Among the things that arrived at Ormond in 1881 were its first students and football of the AFL persuasion. Ormond began playing football against Trinity that year and has yet to stop doing so.

During this nearly 140 years, Ormond football teams have surmounted a range of obstacles including the very ground they played on. One of the venues for games in Ormond’s early years, the Melbourne Football Ground (near the MCG), was nicknamed the ‘gravel pit’ and was notoriously unpleasant.

University facilities were not always an improvement: in 1931 Ormond lost the grand final on “the University Oval, [which] in spite of much excellent work by the curator, was in places inches deep in water and slime” as one newspaper reported. One wonders what happened when the curator’s work was less than ‘excellent’.

Members of an Ormond football team from the late 19th or early 20th century.

In Ormond’s early decades there was only one other College to play football against: now-traditional rivals Trinity. Naturally, Ormond was often intercollegiate champion.

The intercollegiate competition broadened when Queen’s College opened in 1887 but Ormond nonetheless won the premiership for fourteen successive years in the early 20th century. This ended in 1921, when they were knocked out in the first round.

A significant influence on the competition was Newman College which opened in 1918 and made intercollegiate football a whole new ball game. (See also: rugby). By 1937, it was Newman’s turn to celebrate a 14th successive premiership, despite having kicked twice as many behinds as goals in the year’s grand final.

The Ormond men’s first XVIII

Another important part of Ormond AFL is women’s football which began at the College by 1985. While in the early years Ormond struggled to find a full team, this has been more enthusiastically taken up in recent years and has the advantage of rarely needing to play in slime or mud. In 2014, the women’s team did not concede a single point.

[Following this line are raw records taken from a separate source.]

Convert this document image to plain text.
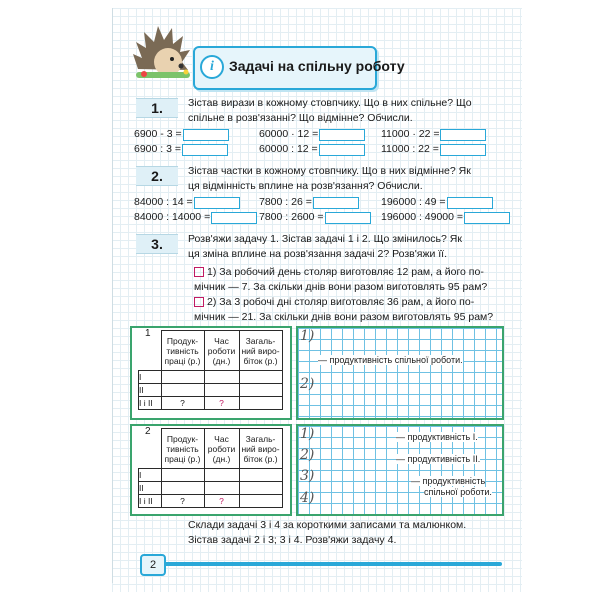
i	Задачі на спільну роботу
1.	Зістав вирази в кожному стовпчику. Що в них спільне? Що
спільне в розв'язанні? Що відмінне? Обчисли.
6900 - 3 =	60000 · 12 =	11000 · 22 =
6900 : 3 =	60000 : 12 =	11000 : 22 =
2.	Зістав частки в кожному стовпчику. Що в них відмінне? Як
ця відмінність вплине на розв'язання? Обчисли.
84000 : 14 =	7800 : 26 =	196000 : 49 =
84000 : 14000 =	7800 : 2600 =	196000 : 49000 =
3.	Розв'яжи задачу 1. Зістав задачі 1 і 2. Що змінилось? Як
ця зміна вплине на розв'язання задачі 2? Розв'яжи її.
1) За робочий день столяр виготовляє 12 рам, а його по-
мічник — 7. За скільки днів вони разом виготовлять 95 рам?
2) За 3 робочі дні столяр виготовляє 36 рам, а його по-
мічник — 21. За скільки днів вони разом виготовлять 95 рам?
1
	Продук-тивність праці (р.)	Час роботи (дн.)	Загаль-ний виро-біток (р.)
І			
ІІ			
І і ІІ	?	?	
1)
2)
— продуктивність спільної роботи.
2
	Продук-тивність праці (р.)	Час роботи (дн.)	Загаль-ний виро-біток (р.)
І			
ІІ			
І і ІІ	?	?	
1)
2)
3)
4)
— продуктивність І.
— продуктивність ІІ.
— продуктивність
спільної роботи.
Склади задачі 3 і 4 за короткими записами та малюнком.
Зістав задачі 2 і 3; 3 і 4. Розв'яжи задачу 4.
2
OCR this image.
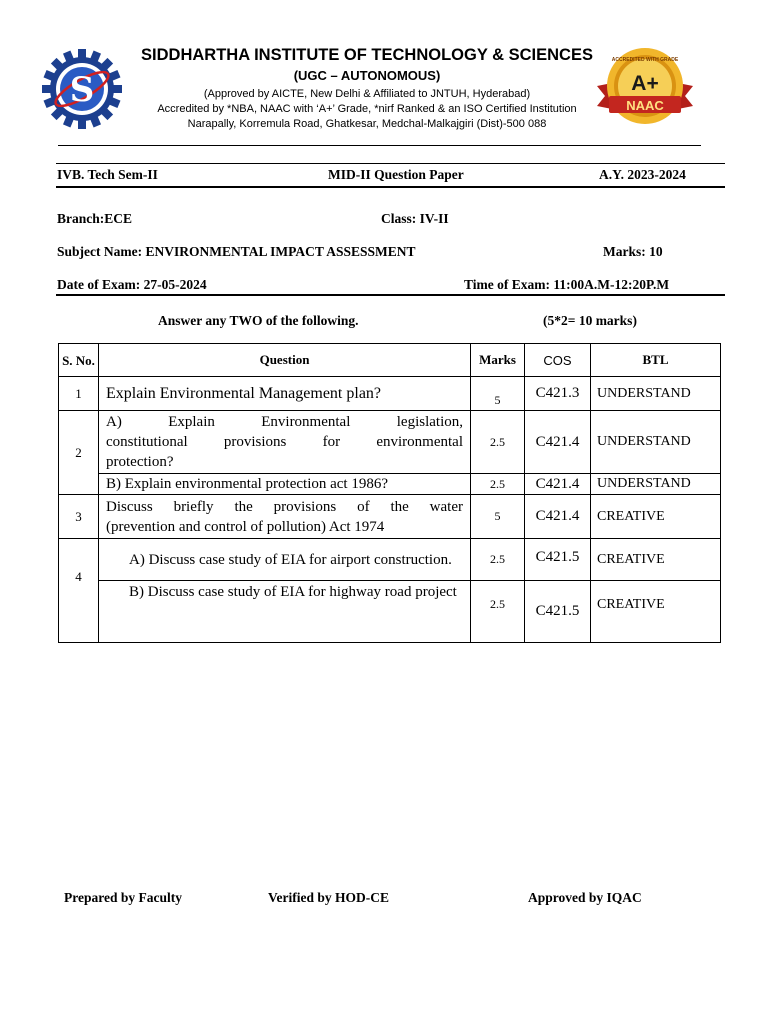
S
SIDDHARTHA INSTITUTE OF TECHNOLOGY & SCIENCES
(UGC – AUTONOMOUS)
(Approved by AICTE, New Delhi & Affiliated to JNTUH, Hyderabad)
Accredited by *NBA, NAAC with ‘A+’ Grade, *nirf Ranked & an ISO Certified Institution
Narapally, Korremula Road, Ghatkesar, Medchal-Malkajgiri (Dist)-500 088
A+
NAAC
ACCREDITED WITH GRADE
IVB. Tech Sem-II	MID-II Question Paper	A.Y. 2023-2024
Branch:ECE	Class: IV-II
Subject Name: ENVIRONMENTAL IMPACT ASSESSMENT	Marks: 10
Date of Exam: 27-05-2024	Time of Exam: 11:00A.M-12:20P.M
Answer any TWO of the following.	(5*2= 10 marks)
S. No.	Question	Marks	COS	BTL
1	Explain Environmental Management plan?	5	C421.3	UNDERSTAND
2	A) Explain Environmental legislation,
constitutional provisions for environmental
protection?	2.5	C421.4	UNDERSTAND
	B) Explain environmental protection act 1986?	2.5	C421.4	UNDERSTAND
3	Discuss briefly the provisions of the water
(prevention and control of pollution) Act 1974	5	C421.4	CREATIVE
4	A) Discuss case study of EIA for airport construction.	2.5	C421.5	CREATIVE

	B) Discuss case study of EIA for highway road project	2.5	C421.5	CREATIVE
Prepared by Faculty	Verified by HOD-CE	Approved by IQAC
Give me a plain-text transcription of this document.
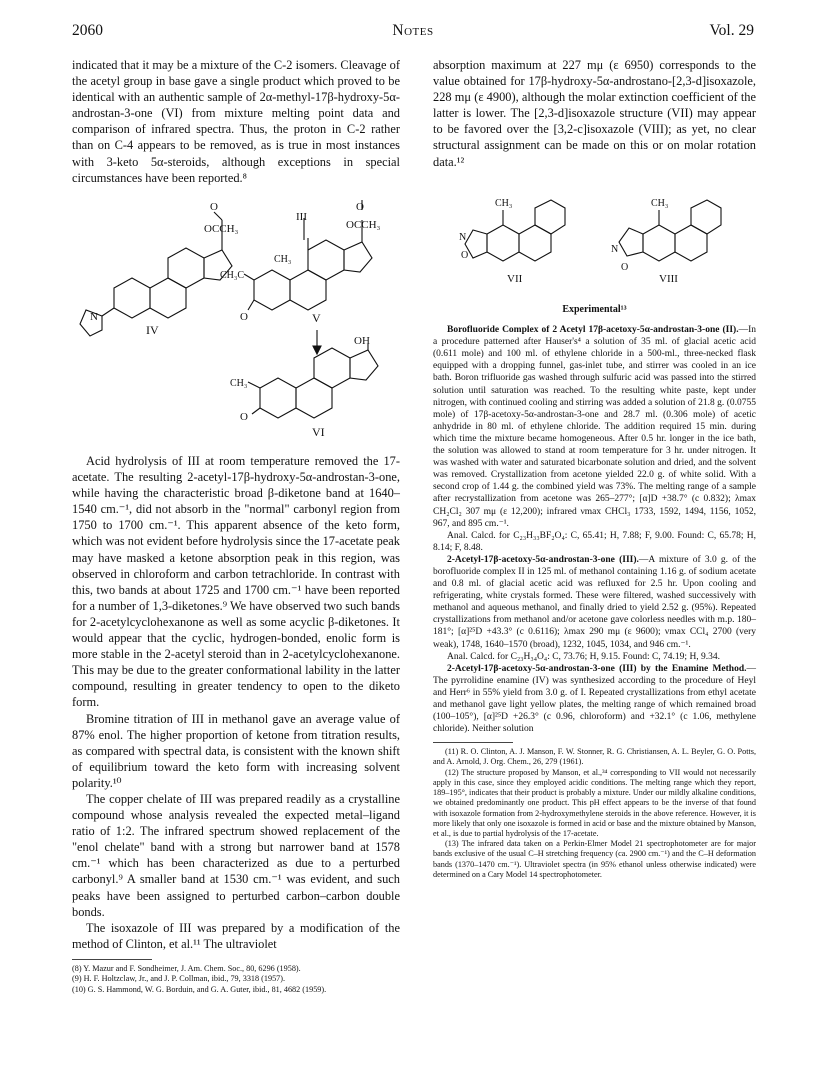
2060	Notes	Vol. 29

indicated that it may be a mixture of the C-2 isomers. Cleavage of the acetyl group in base gave a single product which proved to be identical with an authentic sample of 2α-methyl-17β-hydroxy-5α-androstan-3-one (VI) from mixture melting point data and comparison of infrared spectra. Thus, the proton in C-2 rather than on C-4 appears to be removed, as is true in most instances with 3-keto 5α-steroids, although exceptions in special circumstances have been reported.⁸

N
O
OCCH₃
IV
III
O
OCCH₃
CH₃
CH₃C
O	V
OH
CH₃
O
VI

Acid hydrolysis of III at room temperature removed the 17-acetate. The resulting 2-acetyl-17β-hydroxy-5α-androstan-3-one, while having the characteristic broad β-diketone band at 1640–1540 cm.⁻¹, did not absorb in the "normal" carbonyl region from 1750 to 1700 cm.⁻¹. This apparent absence of the keto form, which was not evident before hydrolysis since the 17-acetate peak may have masked a ketone absorption peak in this region, was observed in chloroform and carbon tetrachloride. In contrast with this, two bands at about 1725 and 1700 cm.⁻¹ have been reported for a number of 1,3-diketones.⁹ We have observed two such bands for 2-acetylcyclohexanone as well as some acyclic β-diketones. It would appear that the cyclic, hydrogen-bonded, enolic form is more stable in the 2-acetyl steroid than in 2-acetylcyclohexanone. This may be due to the greater conformational lability in the latter compound, resulting in greater tendency to open to the diketo form.

Bromine titration of III in methanol gave an average value of 87% enol. The higher proportion of ketone from titration results, as compared with spectral data, is consistent with the known shift of equilibrium toward the keto form with increasing solvent polarity.¹⁰

The copper chelate of III was prepared readily as a crystalline compound whose analysis revealed the expected metal–ligand ratio of 1:2. The infrared spectrum showed replacement of the "enol chelate" band with a strong but narrower band at 1578 cm.⁻¹ which has been characterized as due to a perturbed carbonyl.⁹ A smaller band at 1530 cm.⁻¹ was evident, and such peaks have been assigned to perturbed carbon–carbon double bonds.

The isoxazole of III was prepared by a modification of the method of Clinton, et al.¹¹ The ultraviolet

(8) Y. Mazur and F. Sondheimer, J. Am. Chem. Soc., 80, 6296 (1958).

(9) H. F. Holtzclaw, Jr., and J. P. Collman, ibid., 79, 3318 (1957).

(10) G. S. Hammond, W. G. Borduin, and G. A. Guter, ibid., 81, 4682 (1959).

absorption maximum at 227 mμ (ε 6950) corresponds to the value obtained for 17β-hydroxy-5α-androstano-[2,3-d]isoxazole, 228 mμ (ε 4900), although the molar extinction coefficient of the latter is lower. The [2,3-d]isoxazole structure (VII) may appear to be favored over the [3,2-c]isoxazole (VIII); as yet, no clear structural assignment can be made on this or on molar rotation data.¹²

CH₃
N
O
VII
CH₃
N
O
VIII
Experimental¹³

Borofluoride Complex of 2 Acetyl 17β-acetoxy-5α-androstan-3-one (II).—In a procedure patterned after Hauser's⁴ a solution of 35 ml. of glacial acetic acid (0.611 mole) and 100 ml. of ethylene chloride in a 500-ml., three-necked flask equipped with a dropping funnel, gas-inlet tube, and stirrer was cooled in an ice bath. Boron trifluoride gas washed through sulfuric acid was passed into the stirred solution until saturation was reached. To the resulting white paste, kept under nitrogen, with continued cooling and stirring was added a solution of 21.8 g. (0.0755 mole) of 17β-acetoxy-5α-androstan-3-one and 28.7 ml. (0.306 mole) of acetic anhydride in 80 ml. of ethylene chloride. The addition required 15 min. during which time the mixture became homogeneous. After 0.5 hr. longer in the ice bath, the solution was allowed to stand at room temperature for 3 hr. under nitrogen. It was washed with water and saturated bicarbonate solution and dried, and the solvent was removed. Crystallization from acetone yielded 22.0 g. of white solid. With a second crop of 1.44 g. the combined yield was 73%. The melting range of a sample after recrystallization from acetone was 265–277°; [α]D +38.7° (c 0.832); λmax CH₂Cl₂ 307 mμ (ε 12,200); infrared νmax CHCl₃ 1733, 1592, 1494, 1156, 1052, 967, and 895 cm.⁻¹.

Anal. Calcd. for C₂₃H₃₃BF₂O₄: C, 65.41; H, 7.88; F, 9.00. Found: C, 65.78; H, 8.14; F, 8.48.

2-Acetyl-17β-acetoxy-5α-androstan-3-one (III).—A mixture of 3.0 g. of the borofluoride complex II in 125 ml. of methanol containing 1.16 g. of sodium acetate and 0.8 ml. of glacial acetic acid was refluxed for 2.5 hr. Upon cooling and refrigerating, white crystals formed. These were filtered, washed successively with methanol and aqueous methanol, and finally dried to yield 2.52 g. (95%). Repeated crystallizations from methanol and/or acetone gave colorless needles with m.p. 180–181°; [α]²⁵D +43.3° (c 0.6116); λmax 290 mμ (ε 9600); νmax CCl₄ 2700 (very weak), 1748, 1640–1570 (broad), 1232, 1045, 1034, and 946 cm.⁻¹.

Anal. Calcd. for C₂₃H₃₄O₄: C, 73.76; H, 9.15. Found: C, 74.19; H, 9.34.

2-Acetyl-17β-acetoxy-5α-androstan-3-one (III) by the Enamine Method.—The pyrrolidine enamine (IV) was synthesized according to the procedure of Heyl and Herr⁶ in 55% yield from 3.0 g. of I. Repeated crystallizations from ethyl acetate and methanol gave light yellow plates, the melting range of which remained broad (100–105°), [α]²⁵D +26.3° (c 0.96, chloroform) and +32.1° (c 1.06, methylene chloride). Neither solution

(11) R. O. Clinton, A. J. Manson, F. W. Stonner, R. G. Christiansen, A. L. Beyler, G. O. Potts, and A. Arnold, J. Org. Chem., 26, 279 (1961).

(12) The structure proposed by Manson, et al.,³⁴ corresponding to VII would not necessarily apply in this case, since they employed acidic conditions. The melting range which they report, 189–195°, indicates that their product is probably a mixture. Under our mildly alkaline conditions, we obtained predominantly one product. This pH effect appears to be the inverse of that found with isoxazole formation from 2-hydroxymethylene steroids in the above reference. However, it is more likely that only one isoxazole is formed in acid or base and the mixture obtained by Manson, et al., is due to partial hydrolysis of the 17-acetate.

(13) The infrared data taken on a Perkin-Elmer Model 21 spectrophotometer are for major bands exclusive of the usual C–H stretching frequency (ca. 2900 cm.⁻¹) and the C–H deformation bands (1370–1470 cm.⁻¹). Ultraviolet spectra (in 95% ethanol unless otherwise indicated) were determined on a Cary Model 14 spectrophotometer.
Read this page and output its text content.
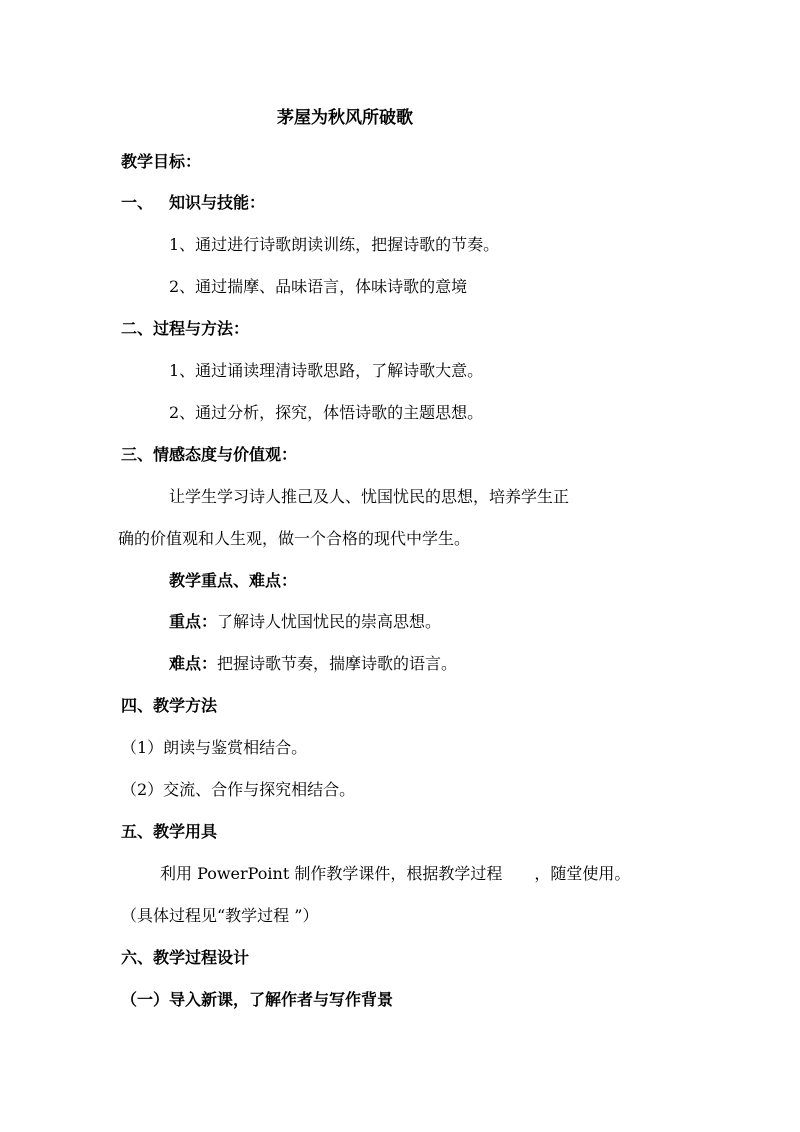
茅屋为秋风所破歌
教学目标：
一、 知识与技能：
1、通过进行诗歌朗读训练，把握诗歌的节奏。
2、通过揣摩、品味语言，体味诗歌的意境
二、过程与方法：
1、通过诵读理清诗歌思路，了解诗歌大意。
2、通过分析，探究，体悟诗歌的主题思想。
三、情感态度与价值观：
让学生学习诗人推己及人、忧国忧民的思想，培养学生正
确的价值观和人生观，做一个合格的现代中学生。
教学重点、难点：
重点：了解诗人忧国忧民的崇高思想。
难点：把握诗歌节奏，揣摩诗歌的语言。
四、教学方法
（1）朗读与鉴赏相结合。
（2）交流、合作与探究相结合。
五、教学用具
利用 PowerPoint 制作教学课件，根据教学过程　　，随堂使用。
（具体过程见“教学过程 ”）
六、教学过程设计
（一）导入新课，了解作者与写作背景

Ormond has had a second men’s football team since at least 1933. In the 1990s the team became known as the Magoos, which is possibly rhyming slang for the ‘twos’. At that time the team was more of a social than sporting force.

With a women’s team and two men’s teams fielded every year, the strong tradition of football at Ormond continues.

Ormond’s women’s football team in action in 2014. The team did not concede a single point for the entire season.